Of all the things on your Christmas wish list, the flu probably isn't one of them.

But some local doctors are starting to see cases of the flu, so if you haven't already gotten your flu shot this season you may want to make that one of your top priorities.

"The optimal time would've probably been at the beginning of the [flu] season, September or October. But, it's not too late to get it now. We are beginning to see, in Georgia, outbreaks of the flu," said Dr. William Grow, Lowndes County District Health Director.

Grow emphasized that vaccines are readily available and are key to helping prevent the flu.

"Vaccines are available all over, widely available, [at] the health department certainly. Other places, of course, pharmacies throughout the area, doctor's offices throughout the area...prevention is the magic word here and that's why you get a flu shot," said Grow.

Flu symptoms sometimes don't show up for 24-48 hours after a person gets the flu.
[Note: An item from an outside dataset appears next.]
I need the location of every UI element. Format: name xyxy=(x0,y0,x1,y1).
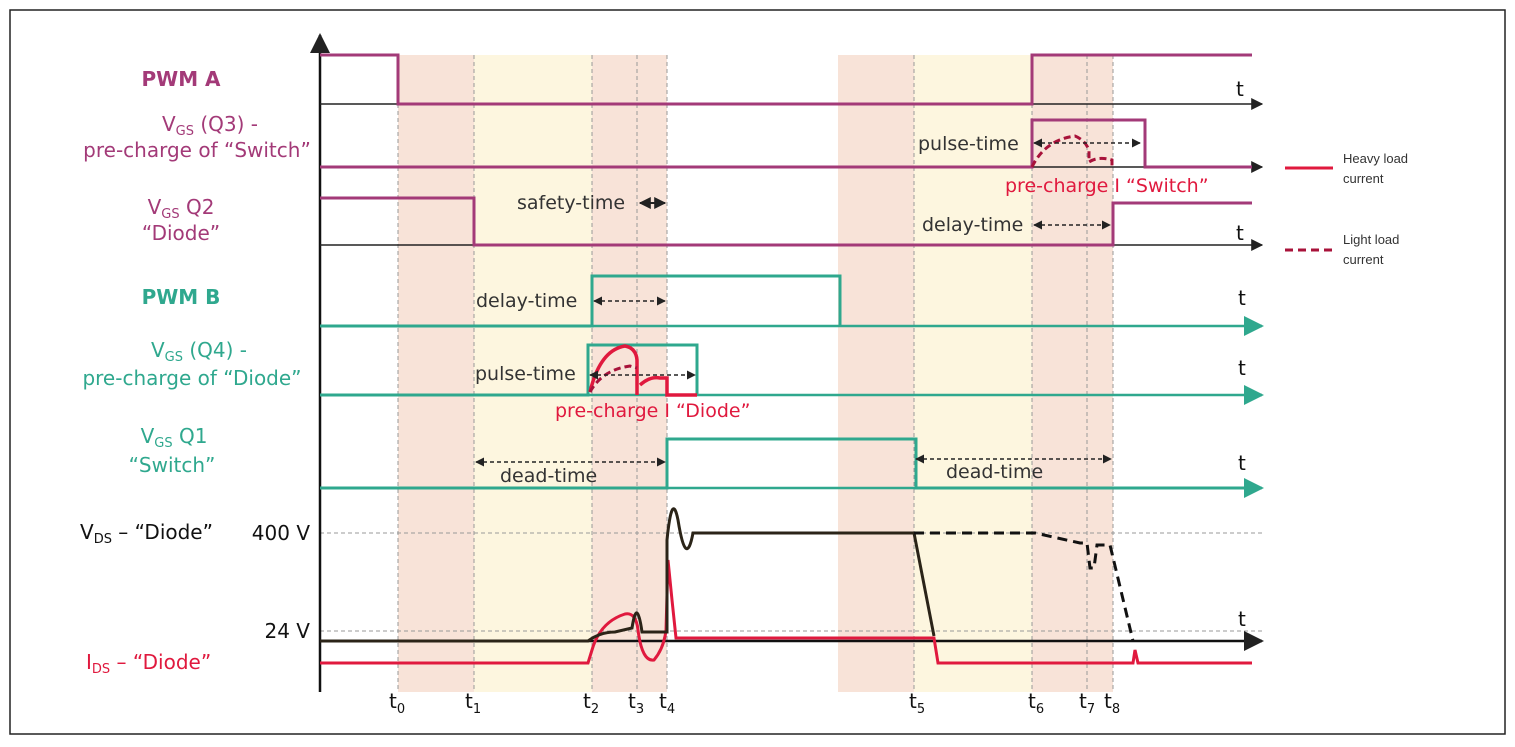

This makes it harder to know if someone has the flu, which means there's a greater risk of spreading the flu...especially around the holidays, with all of the parties and social gatherings.

"Absolutely," Grow said, "it's a very, very highly contagious respiratory disease and therefore, when you have people around people, you're going to spread it more."

Lowndes County Health Department's Public Information Officer Courtney Sheeley stressed the importance of staying home and avoiding the public if you do start to develop flu-like symptoms.

"It is very important not to go out and be in the community if you're sick," Sheeley said.

Simple things such as washing your hands often and covering your cough can help stop the spread of the flu, but both Grow and Sheeley made it clear that a flu shot is still the best, and most important, method for avoiding the flu.